A galera está querendo muita respeitabilidade. O humor sobrevive de pegar as pessoas de surpresa. Se você esperar sempre que eu vá falar alguma coisa inteligente não há possibilidade humorística. Você tem que me considerar um idiota para de uma hora para a outra eu fale alguma coisa que te pegue de surpresa. Claro que entendo por um lado. Tem pessoas que trabalham e precisam ganhar a vida com essa merda, e a respeitabilidade da linguagem tem a ver com isso, ser mais respeitado pelo mercado editorial, conseguir publicar seu trabalho, conseguir ser bem pago. Mas o cartunista e o humorista têm que tomar cuidado para não virarem uma instância de cagação de regra. O humor tem que ser o comentário a respeito de uma cagação de regra. Não ser a cagação de regra.

Aprendeu a ganhar dinheiro com cartuns?
Claro que não. Ganho mais dinheiro com publicidade, com ilustração editorial. A vida de cartunista é um inferno.

Qual sua tira de maior sucesso?
Foi uma das primeiras que fiz. Era a de um adolescente reclamando aos pais que não queria ter nascido. Então vem um raio e fulmina o garoto. De repente, volta a crescer cabelo no pai, as estrias da mãe somem, a carteira volta a ter dinheiro. Eu encontrei essa tira em espanhol, inglês e até em cirílico, num site russo. É um registro de algo universal. Tenho vontade de falar mais sobre temas universais.
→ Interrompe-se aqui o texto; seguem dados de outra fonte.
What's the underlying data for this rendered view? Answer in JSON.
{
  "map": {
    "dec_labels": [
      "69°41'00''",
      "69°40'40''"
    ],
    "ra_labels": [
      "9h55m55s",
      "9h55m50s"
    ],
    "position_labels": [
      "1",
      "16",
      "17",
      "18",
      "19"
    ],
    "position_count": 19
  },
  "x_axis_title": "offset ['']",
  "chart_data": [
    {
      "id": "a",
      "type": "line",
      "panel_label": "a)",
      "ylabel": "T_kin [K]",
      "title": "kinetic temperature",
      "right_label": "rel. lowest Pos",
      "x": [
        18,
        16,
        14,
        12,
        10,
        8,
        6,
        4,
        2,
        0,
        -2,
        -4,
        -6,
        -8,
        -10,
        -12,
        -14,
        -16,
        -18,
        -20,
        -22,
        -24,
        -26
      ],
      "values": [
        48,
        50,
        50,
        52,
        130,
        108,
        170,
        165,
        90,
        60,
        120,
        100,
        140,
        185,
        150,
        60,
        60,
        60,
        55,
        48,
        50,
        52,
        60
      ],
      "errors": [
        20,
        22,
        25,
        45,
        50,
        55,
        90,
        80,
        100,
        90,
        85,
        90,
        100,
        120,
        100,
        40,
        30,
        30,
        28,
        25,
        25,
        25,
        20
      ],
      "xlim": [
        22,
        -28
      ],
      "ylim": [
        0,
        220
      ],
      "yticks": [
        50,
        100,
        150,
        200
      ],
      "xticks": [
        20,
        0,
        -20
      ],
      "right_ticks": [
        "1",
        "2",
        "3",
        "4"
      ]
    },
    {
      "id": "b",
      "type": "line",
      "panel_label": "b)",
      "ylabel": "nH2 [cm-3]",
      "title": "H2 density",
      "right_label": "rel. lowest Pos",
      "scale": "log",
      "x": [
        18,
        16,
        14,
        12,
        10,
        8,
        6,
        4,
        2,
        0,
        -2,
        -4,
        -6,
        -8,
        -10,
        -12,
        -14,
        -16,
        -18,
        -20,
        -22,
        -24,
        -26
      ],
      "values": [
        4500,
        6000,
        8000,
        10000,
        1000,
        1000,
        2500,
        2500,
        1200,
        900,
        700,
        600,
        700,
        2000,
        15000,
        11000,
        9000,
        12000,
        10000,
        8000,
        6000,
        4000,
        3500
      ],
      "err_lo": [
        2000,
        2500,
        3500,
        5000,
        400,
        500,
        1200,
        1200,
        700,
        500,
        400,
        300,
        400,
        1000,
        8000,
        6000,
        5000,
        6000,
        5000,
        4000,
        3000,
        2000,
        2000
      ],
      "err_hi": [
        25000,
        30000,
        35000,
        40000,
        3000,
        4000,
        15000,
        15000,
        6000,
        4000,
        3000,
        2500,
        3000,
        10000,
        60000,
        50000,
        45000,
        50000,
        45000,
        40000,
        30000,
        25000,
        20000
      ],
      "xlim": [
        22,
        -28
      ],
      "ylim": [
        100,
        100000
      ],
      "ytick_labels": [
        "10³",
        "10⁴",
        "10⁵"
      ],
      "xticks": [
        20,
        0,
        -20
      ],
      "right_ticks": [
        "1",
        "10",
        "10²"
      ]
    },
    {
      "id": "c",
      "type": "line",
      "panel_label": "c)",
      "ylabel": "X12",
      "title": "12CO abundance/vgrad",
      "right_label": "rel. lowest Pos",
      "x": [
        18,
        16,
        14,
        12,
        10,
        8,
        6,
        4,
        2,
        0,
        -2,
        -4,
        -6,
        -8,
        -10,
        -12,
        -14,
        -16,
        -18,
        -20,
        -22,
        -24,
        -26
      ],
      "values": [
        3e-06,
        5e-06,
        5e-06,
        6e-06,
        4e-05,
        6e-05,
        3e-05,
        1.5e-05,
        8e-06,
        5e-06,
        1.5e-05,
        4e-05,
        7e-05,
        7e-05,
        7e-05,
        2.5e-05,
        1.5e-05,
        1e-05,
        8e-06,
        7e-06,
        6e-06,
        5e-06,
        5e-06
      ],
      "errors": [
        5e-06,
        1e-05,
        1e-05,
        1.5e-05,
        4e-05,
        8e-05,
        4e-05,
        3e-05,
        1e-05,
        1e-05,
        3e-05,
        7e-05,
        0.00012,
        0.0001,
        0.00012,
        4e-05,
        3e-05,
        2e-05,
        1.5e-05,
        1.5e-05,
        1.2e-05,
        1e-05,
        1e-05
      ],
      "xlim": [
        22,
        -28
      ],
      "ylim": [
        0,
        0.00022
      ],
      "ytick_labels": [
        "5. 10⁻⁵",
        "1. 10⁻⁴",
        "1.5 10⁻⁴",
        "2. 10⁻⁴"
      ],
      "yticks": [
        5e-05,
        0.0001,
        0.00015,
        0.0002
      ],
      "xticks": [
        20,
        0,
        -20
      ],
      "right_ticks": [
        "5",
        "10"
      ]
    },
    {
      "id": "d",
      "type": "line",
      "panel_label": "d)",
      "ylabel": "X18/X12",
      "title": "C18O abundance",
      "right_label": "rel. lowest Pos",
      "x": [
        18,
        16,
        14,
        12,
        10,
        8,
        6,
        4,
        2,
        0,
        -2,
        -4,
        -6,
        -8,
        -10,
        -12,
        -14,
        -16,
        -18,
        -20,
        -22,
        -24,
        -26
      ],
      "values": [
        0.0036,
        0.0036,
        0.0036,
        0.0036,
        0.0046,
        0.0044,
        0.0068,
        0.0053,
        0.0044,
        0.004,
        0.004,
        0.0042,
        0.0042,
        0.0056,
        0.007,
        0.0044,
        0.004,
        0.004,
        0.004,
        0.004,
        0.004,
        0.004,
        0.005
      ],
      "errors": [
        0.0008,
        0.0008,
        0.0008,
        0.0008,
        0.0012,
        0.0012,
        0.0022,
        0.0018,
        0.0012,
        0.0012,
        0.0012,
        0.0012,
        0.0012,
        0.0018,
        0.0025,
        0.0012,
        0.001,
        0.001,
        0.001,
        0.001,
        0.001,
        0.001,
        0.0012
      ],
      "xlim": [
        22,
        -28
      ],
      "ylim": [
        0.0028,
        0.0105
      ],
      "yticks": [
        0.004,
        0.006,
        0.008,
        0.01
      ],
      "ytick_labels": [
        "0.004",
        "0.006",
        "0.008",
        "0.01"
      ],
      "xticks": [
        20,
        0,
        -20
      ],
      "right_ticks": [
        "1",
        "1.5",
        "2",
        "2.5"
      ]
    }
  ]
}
Quais são seus três cartunistas brasileiros preferidos?
O Millôr, pelo que fez nos quadrinhos e pelo conjunto da obra. Depois, o Laerte, uma referência incontornável. Por fim, foi mal, mas vou incluir um português: José Carlos Fernandes, o maior quadrinista mundial de todos os tempos.

Não tem ninguém melhor [na minha geração] do que a Alexandra Moraes. Ela tem um texto afiadíssimo, e compreendeu o que todo cartunista deveria saber: o importante não é desenhar bonito, mas o desenho funcionar bem.

E os três melhores da sua geração?
Não tem ninguém melhor do que a Alexandra Moraes, autora de O Pintinho. Ela tem um texto afiadíssimo, e compreendeu o que todo cartunista deveria saber: o importante não é desenhar bonito, mas o desenho funcionar bem. O desenho tem que ser o escravo da ideia, e não o contrário. O segundo é o Mauro Albano, do Wagner e Beethoven. Há também um moleque novo que se chama Victor Bello, autor de Feto em Conserva. Ah, gosto do Andrício de Souza também.

2018 vai ser bom para trabalhar?
Há amigos que dizem que nada melhor para um humorista do que viver em uma época ridícula. Eu penso o contrário. Nada pior do que ter a competição com a realidade. É impossível competir quando há uma eleição para presidente em que uma das opções pode ser o Doctor Rey.

Como deseja ser homenageado em cartuns quando morrer?
Tenho dois amigos que me ameaçam dizendo que a primeira coisa que farão é uma caricatura minha com uma asinha de anjo entrando no céu. Há um tipo social específico que é o cartunista de obituário. Ele parece que fica esperando uma pessoa famosa morrer só para colocar as asinhas de anjo. Tomara que eu seja retratado assim (risos).